A friend says: “Whenever a progressive invokes the word “broken”, run and duck under a desk like a kid in a nuclear war test drill in the 1950s. Cause this time, it’s coming.”
Fred Siegel writes: Mayor Bill de Blasio has tried to be cautious when it comes to policing. He worries that a crime spike will produce an angry citywide reaction that would threaten his political career. But when it comes to welfare reform, the other great advance of the Giuliani/Bloomberg years, de Blasio shows no such caution. He has turned the city’s massive Human Resources Administration over to former Legal Aid Society attorney Steven Banks, a leading “welfare rights” advocate, whose principal contribution over the years has been to tie up the city in litigation.
De Blasio can be more aggressively liberal on welfare because most New Yorkers are barely aware of the policies that reduced the welfare rolls from 1.1 million, when Giuliani took over from de Blasio mentor David Dinkins, to the current 350,000. Giuliani’s reforms, devoted to getting people back to work, were so successful that 75 percent of those placed into jobs remained off welfare a year later. From 1994 to 2009, work rates for New York’s single mothers rose from 43 percent to 63 percent (during a period when workforce participation nationwide declined). Even after the 2008 recession, child poverty in New York City in 2011 was almost 10 percentage points lower than in 1993, the year before welfare reform began.
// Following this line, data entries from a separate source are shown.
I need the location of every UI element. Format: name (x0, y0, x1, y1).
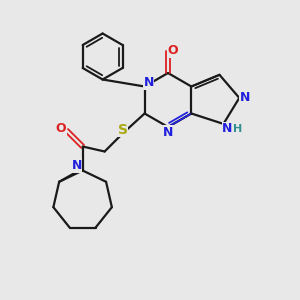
Text: N: N (71, 159, 82, 172)
Text: O: O (168, 44, 178, 58)
Text: N: N (163, 125, 173, 139)
Text: N: N (222, 122, 233, 135)
Text: N: N (143, 76, 154, 89)
Text: O: O (55, 122, 66, 135)
Text: H: H (233, 124, 242, 134)
Text: S: S (118, 122, 128, 136)
Text: N: N (240, 92, 250, 104)
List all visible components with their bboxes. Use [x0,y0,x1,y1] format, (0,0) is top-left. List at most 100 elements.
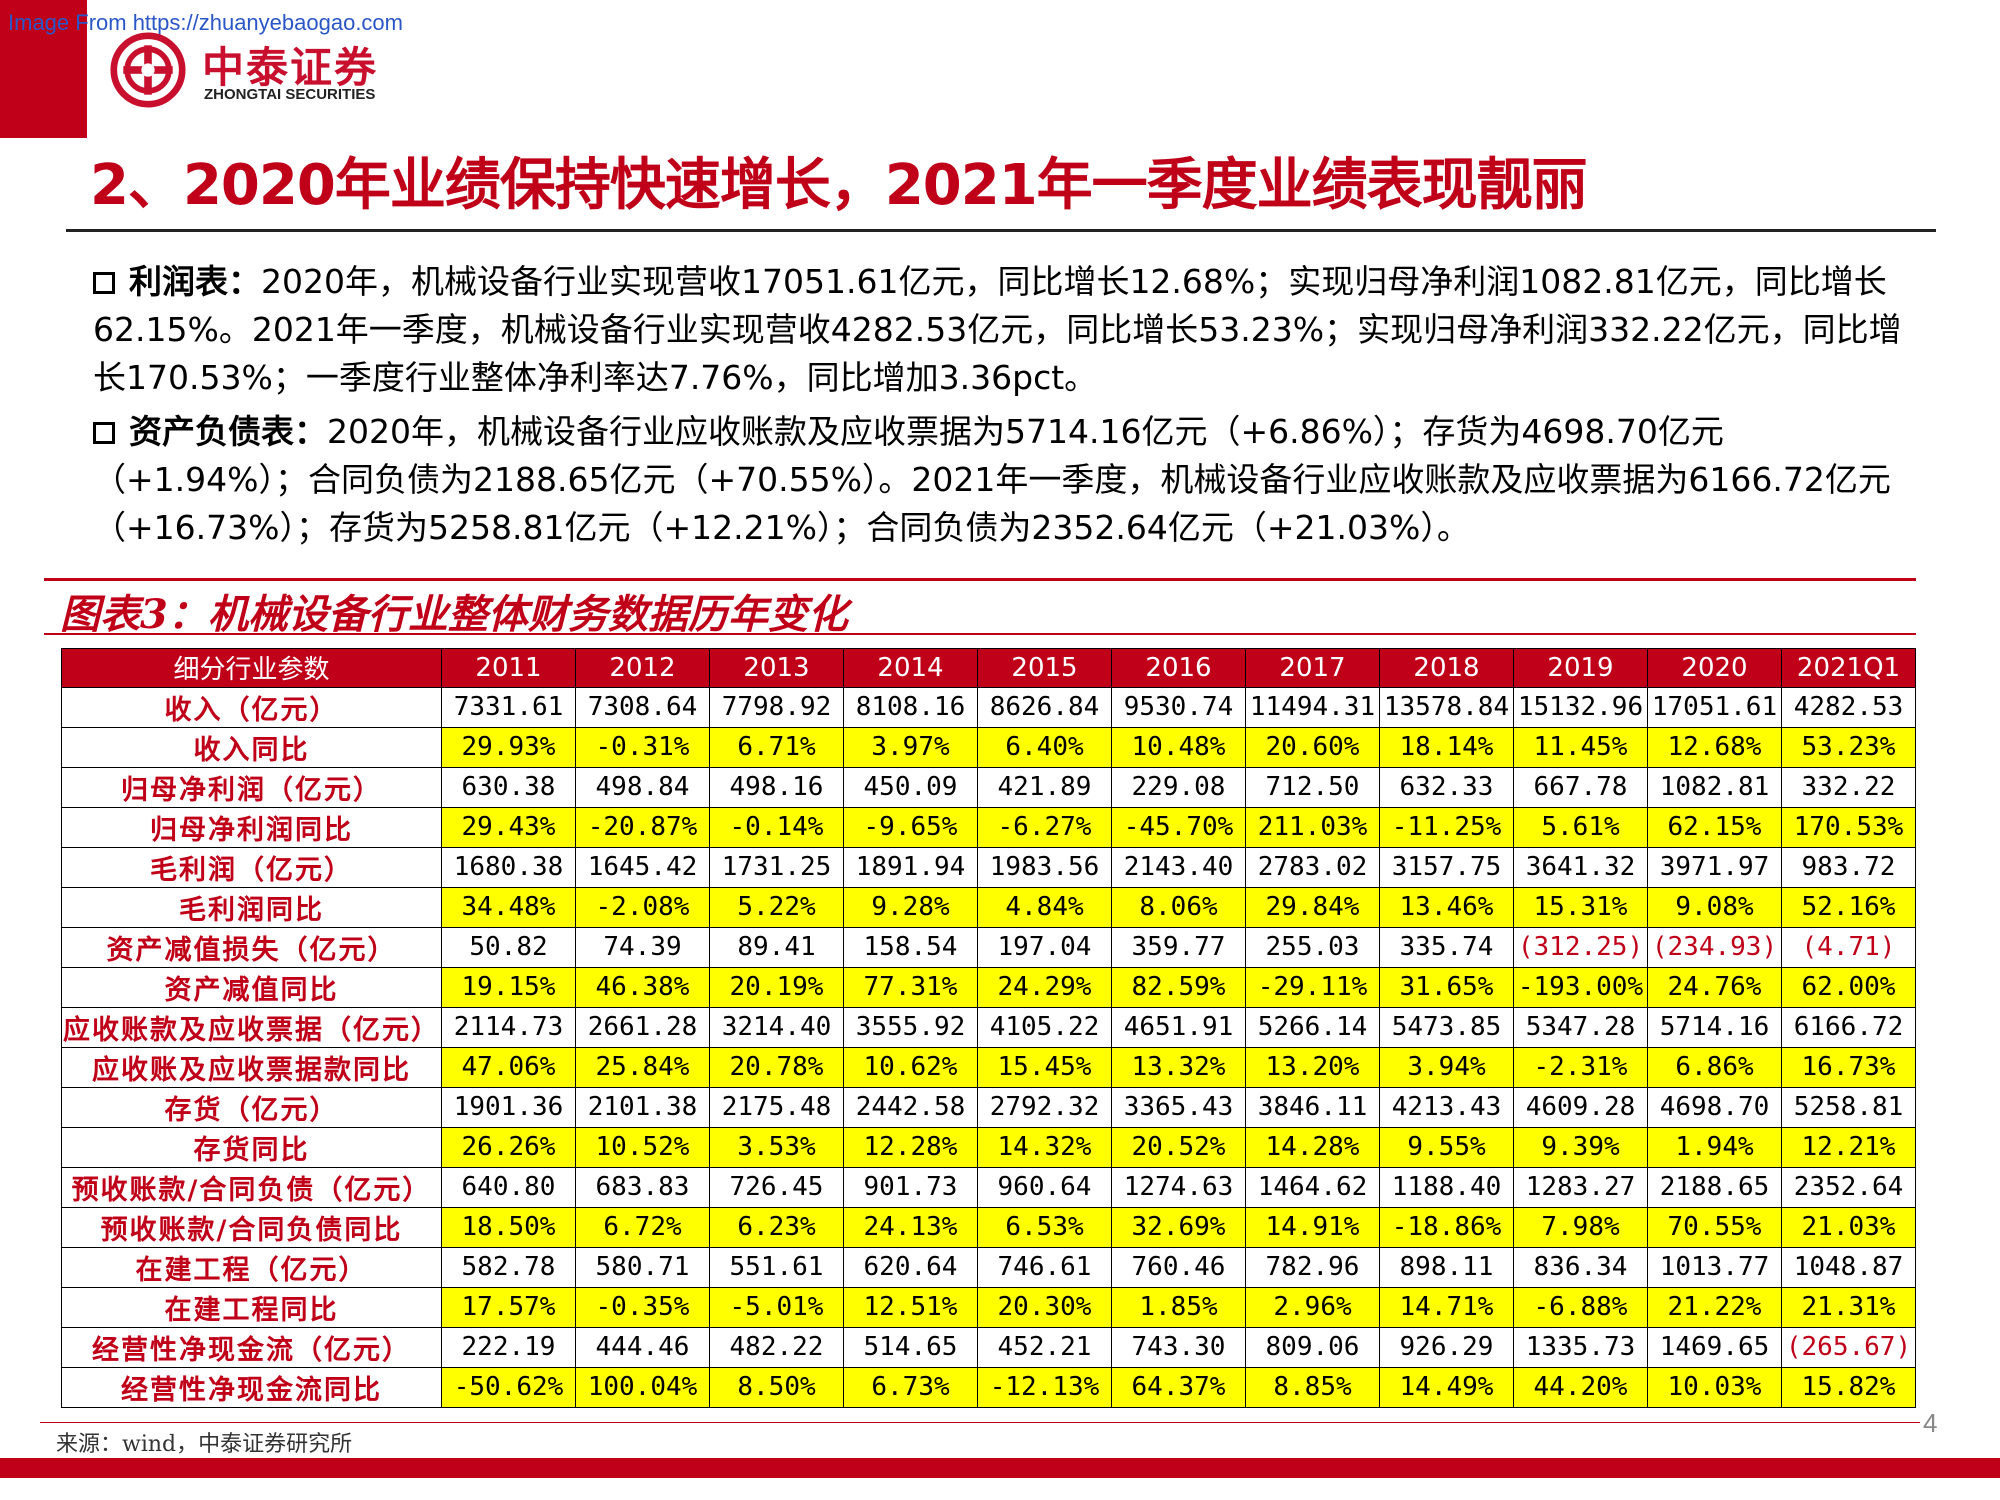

Now de Blasio proposes to replace these proven successes with policies that have already failed in the past. Reviving the hoary notion that entry-level work represents “dead-end jobs,” de Blasio suggests that people on welfare are owed more than an opportunity to work. Job training and “seat time” in a classroom will displace the current system of “rapid placement” into a job. The newly created Mayor’s Office of Workforce Development proposes a vast new program of job training and enhanced “education,” on the theory that a new version of the old failure will reduce inequality in New York. De Blasio’s plan, notes former Giuliani welfare commissioner Jason Turner, “acknowledges that welfare skills training does not work—but then goes on to recommend a ‘new and improved’ version.”